O economista destacou a importância das medidas de contenção do alastramento do vírus, pois com o avanço da doença, um maior número de contaminações e mortes resultará em maior prejuízo tanto social quanto econômico. Armínio Fraga falou de “grande destaque para assistência social”. “O país poderia ter um ano com queda de 10% do PIB e seguir seu caminho. Mas isso não acontece de forma uniforme e há uma massa enorme de pessoas que sofrerão perda total com consequências dramáticas. Várias medidas foram tomadas para garantir a liquidez do sistema. A dificuldade é fazer os recursos chegarem a pequenas e médias empresas. Não é uma questão de sistemas bancários funcionando em tempos normais. Pequenos negócios, com contato direto com os clientes, que empregam muita gente, evaporaram. É assunto de pol pública”, argumentou.
“O objetivo é o famoso achatamento da curva não só para evitar a tragédia, que já bastaria, mas também porque ganha tempo. O Brasil, nesse contexto, tem várias ferramentas de combate ao covid. Márcia falou sobre rede do SUS, os mecanismos de distribuição e de assistência social existem e têm um papel importante. Canais de distribuição do Bolsa Família e o Cadastro Único, que já cobrem 70 milhões de pessoas e, com esforço pode chegar a 100 mi. Há espaço para melhorar. Outro campo é alimentação. O agronegócio vem mantendo sua produção.
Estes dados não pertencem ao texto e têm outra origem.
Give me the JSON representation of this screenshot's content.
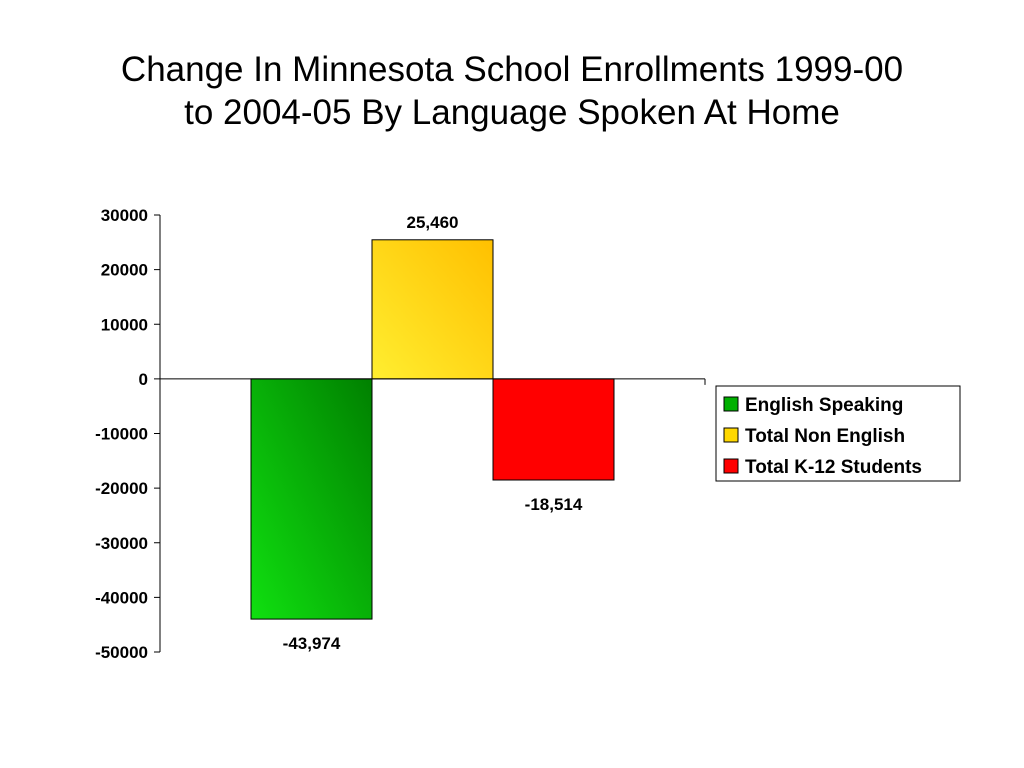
{
  "slide": {
    "title_line1": "Change In Minnesota School Enrollments 1999-00",
    "title_line2": "to 2004-05 By Language Spoken At Home"
  },
  "chart_data": {
    "type": "bar",
    "title": "Change In Minnesota School Enrollments 1999-00 to 2004-05 By Language Spoken At Home",
    "xlabel": "",
    "ylabel": "",
    "ylim": [
      -50000,
      30000
    ],
    "yticks": [
      30000,
      20000,
      10000,
      0,
      -10000,
      -20000,
      -30000,
      -40000,
      -50000
    ],
    "grid": false,
    "legend_position": "right",
    "series": [
      {
        "name": "English Speaking",
        "value": -43974,
        "label": "-43,974",
        "color": "#00b000",
        "color_light": "#10e010",
        "color_dark": "#008000"
      },
      {
        "name": "Total Non English",
        "value": 25460,
        "label": "25,460",
        "color": "#ffd800",
        "color_light": "#ffee30",
        "color_dark": "#ffc000"
      },
      {
        "name": "Total K-12 Students",
        "value": -18514,
        "label": "-18,514",
        "color": "#ff0000",
        "color_light": "#ff0000",
        "color_dark": "#ff0000"
      }
    ]
  }
}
Um ingrediente a menos nessa ansiedade é que as pessoas possam comer”, elencou o especialista.
Para o economista, o governo perdeu muito tempo no combate ao coronavírus. “Perdemos a chance de interromper esse processo, houve falta de foco ou pior. Ainda há tempo para uma participação do governo federal agindo de maneira coordenada e científica. Segundo, temos alta proporção de vulneráveis. São mais de 1/3 de vulneráveis entre idosos e pessoas com dificuldades crônicas. Imensas desigualdades. jovens e velhos vivendo no mesmo cômodo. É um espaço desenhado para a infecção. Falta uma estratégia nacional”, alertou.
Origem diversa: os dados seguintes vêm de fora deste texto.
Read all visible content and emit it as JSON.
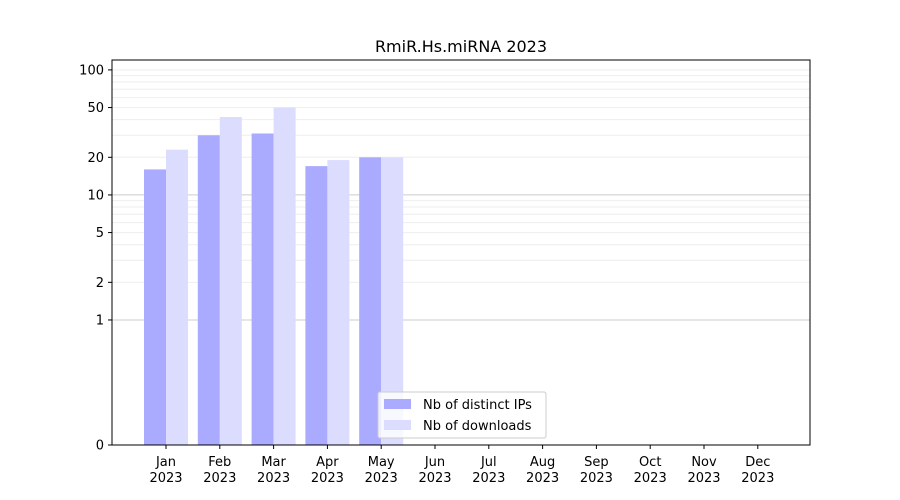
{
  "chart_data": {
    "type": "bar",
    "title": "RmiR.Hs.miRNA 2023",
    "xlabel": "",
    "ylabel": "",
    "y_scale": "symlog",
    "ylim": [
      0,
      120
    ],
    "y_ticks": [
      0,
      1,
      2,
      5,
      10,
      20,
      50,
      100
    ],
    "categories": [
      "Jan\n2023",
      "Feb\n2023",
      "Mar\n2023",
      "Apr\n2023",
      "May\n2023",
      "Jun\n2023",
      "Jul\n2023",
      "Aug\n2023",
      "Sep\n2023",
      "Oct\n2023",
      "Nov\n2023",
      "Dec\n2023"
    ],
    "series": [
      {
        "name": "Nb of distinct IPs",
        "color": "#aaaaff",
        "values": [
          16,
          30,
          31,
          17,
          20,
          null,
          null,
          null,
          null,
          null,
          null,
          null
        ]
      },
      {
        "name": "Nb of downloads",
        "color": "#dcdcff",
        "values": [
          23,
          42,
          50,
          19,
          20,
          null,
          null,
          null,
          null,
          null,
          null,
          null
        ]
      }
    ],
    "grid": true,
    "legend_position": "lower-center"
  }
}
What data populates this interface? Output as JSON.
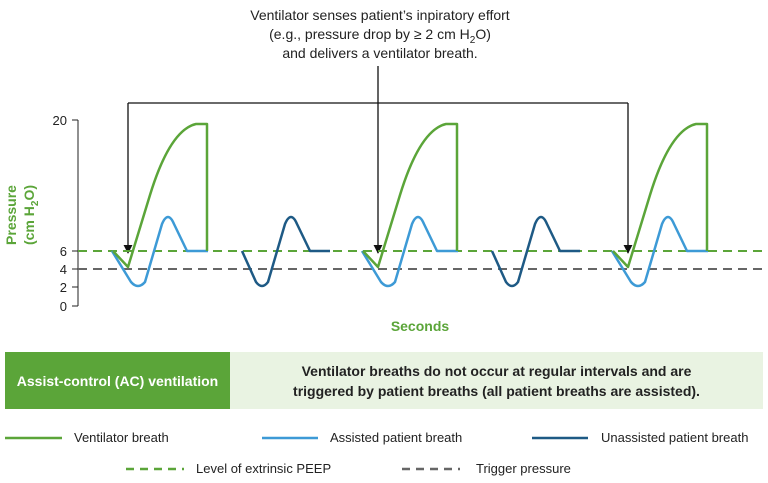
{
  "callout": {
    "line1": "Ventilator senses patient’s inpiratory effort",
    "line2_pre": "(e.g., pressure drop by ≥ 2 cm H",
    "line2_sub": "2",
    "line2_post": "O)",
    "line3": "and delivers a ventilator breath."
  },
  "axes": {
    "ylabel_line1": "Pressure",
    "ylabel_line2_pre": "(cm H",
    "ylabel_line2_sub": "2",
    "ylabel_line2_post": "O)",
    "xlabel": "Seconds",
    "y_ticks": [
      "20",
      "6",
      "4",
      "2",
      "0"
    ]
  },
  "chart_data": {
    "type": "line",
    "ylim": [
      0,
      20
    ],
    "y_ticks": [
      0,
      2,
      4,
      6,
      20
    ],
    "peep_level": 6,
    "trigger_pressure": 4,
    "ventilator_breath_peak": 20,
    "patient_breath_peak": 10,
    "patient_breath_trough": 2,
    "cycle_sequence": [
      "assisted",
      "unassisted",
      "assisted",
      "unassisted",
      "assisted"
    ]
  },
  "banner": {
    "left": "Assist-control (AC) ventilation",
    "right_line1": "Ventilator breaths do not occur at regular intervals and are",
    "right_line2": "triggered by patient breaths (all patient breaths are assisted)."
  },
  "legend": {
    "ventilator_breath": "Ventilator breath",
    "assisted_patient_breath": "Assisted patient breath",
    "unassisted_patient_breath": "Unassisted patient breath",
    "peep": "Level of extrinsic PEEP",
    "trigger": "Trigger pressure"
  },
  "colors": {
    "ventilator": "#5ba539",
    "assisted": "#3d9ad6",
    "unassisted": "#1e5a85",
    "peep": "#5ba539",
    "trigger": "#666666",
    "banner_left": "#5ba539",
    "banner_right": "#e9f3e2"
  }
}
Para sair do isolamento, na visão do economista, será necessário aguardar que as curvas baixem. “Vamos depender de uma inversão confiável nas curvas. É fundamental investir em informação de qualidade. Não podemos errar. Isso lembra o trabalho do Banco Central no sistema de metas. Existem modelos variados e sofisticados, mas nada substitui a informação das curas e enquanto apontam para cima, não dá pra pensar em relaxamento. Isso vai demorar e tem consequências econômicas e parece provável que ondas surjam”, afirmou.
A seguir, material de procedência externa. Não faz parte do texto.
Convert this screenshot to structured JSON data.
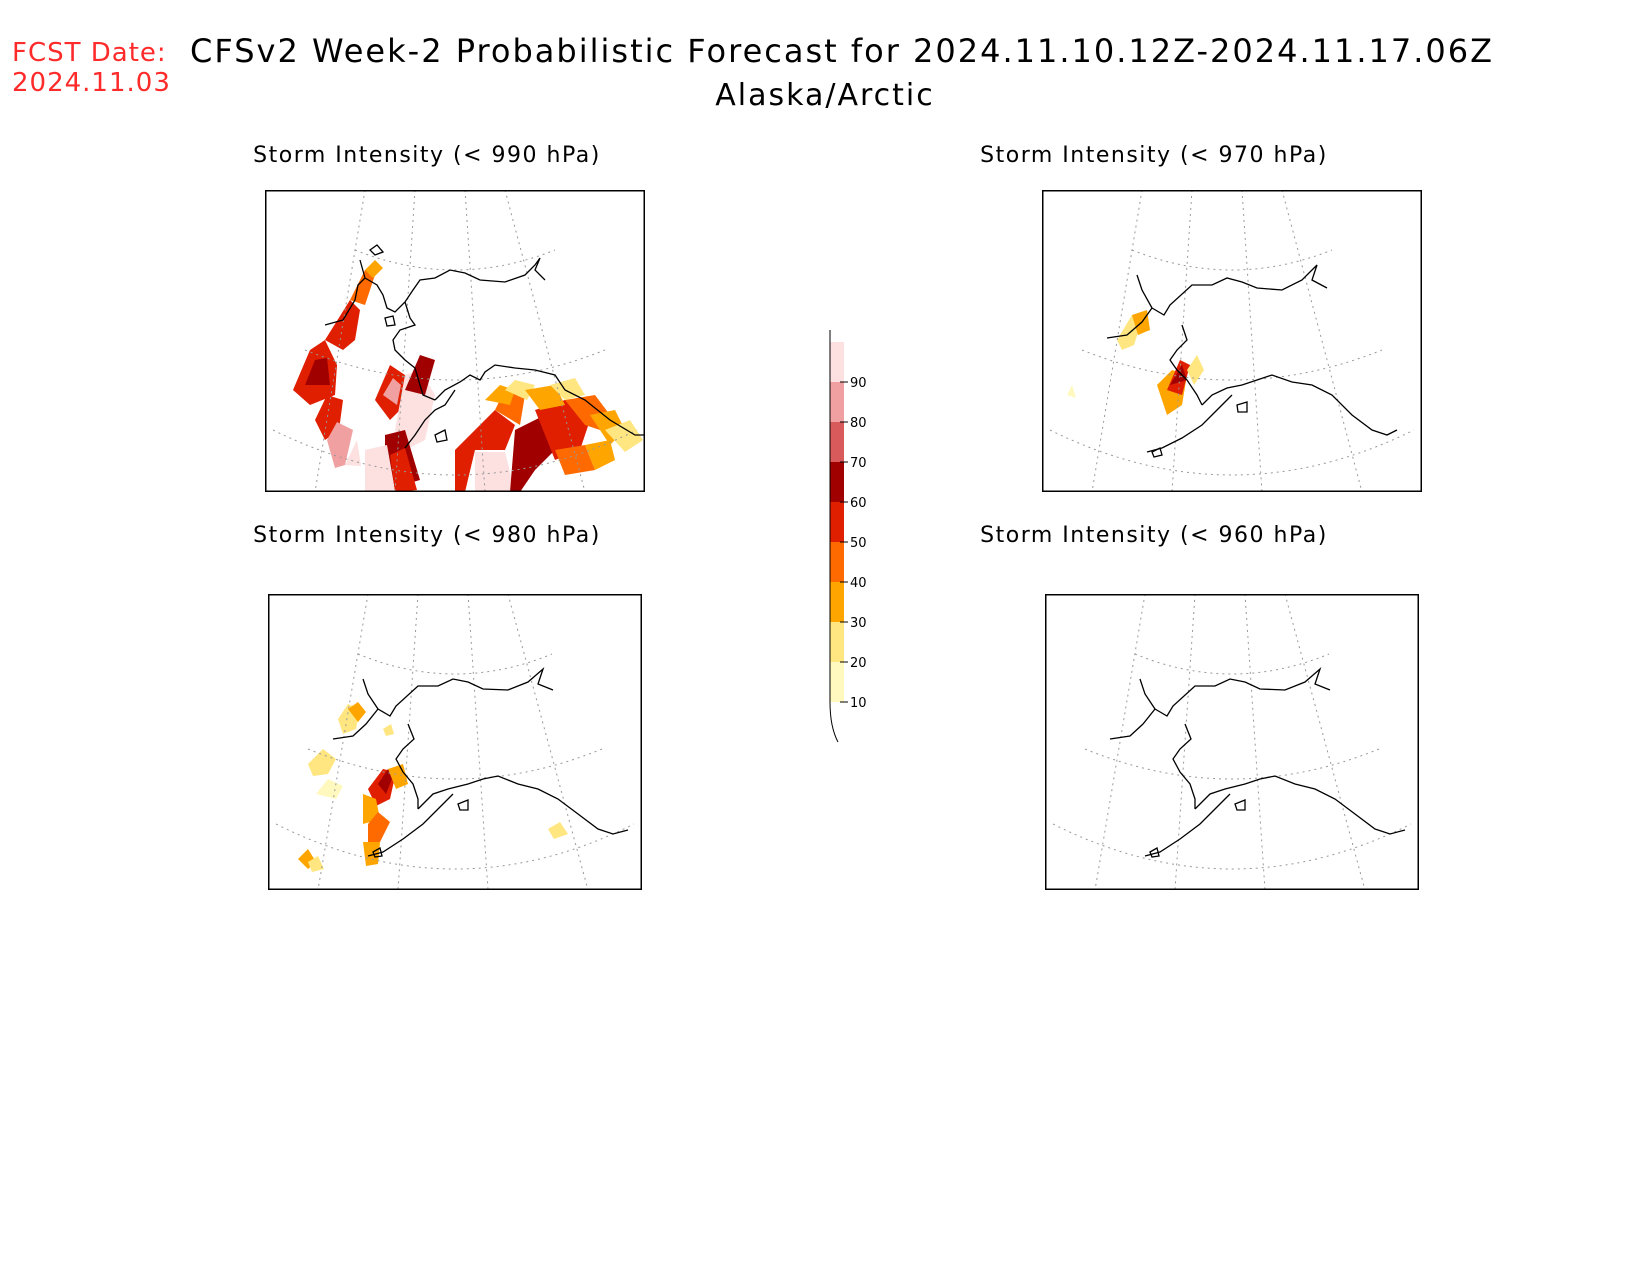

O economista destacou que será importante gastar para enfrentar a crise. “Temos que gastar sim, temos que gastar com a questão sanitária, humanitária, social, e que esses gastos sejam temporários e que não surjam gastos permanentes em um momento que não temos condição de seguir esse caminho. A dívida caminha para 100% do PIB até, no máximo, no ano que vem. É preciso insistir em reformas. O país precisa e deve isso aos seus cidadãos. Reforma administrativa caprichada. É um tema maduro. Provavelmente teremos que revisitar a previdência e vejo espaço para eliminação de subsídios que não fazem sentido, e que são de grande monta”, apontou.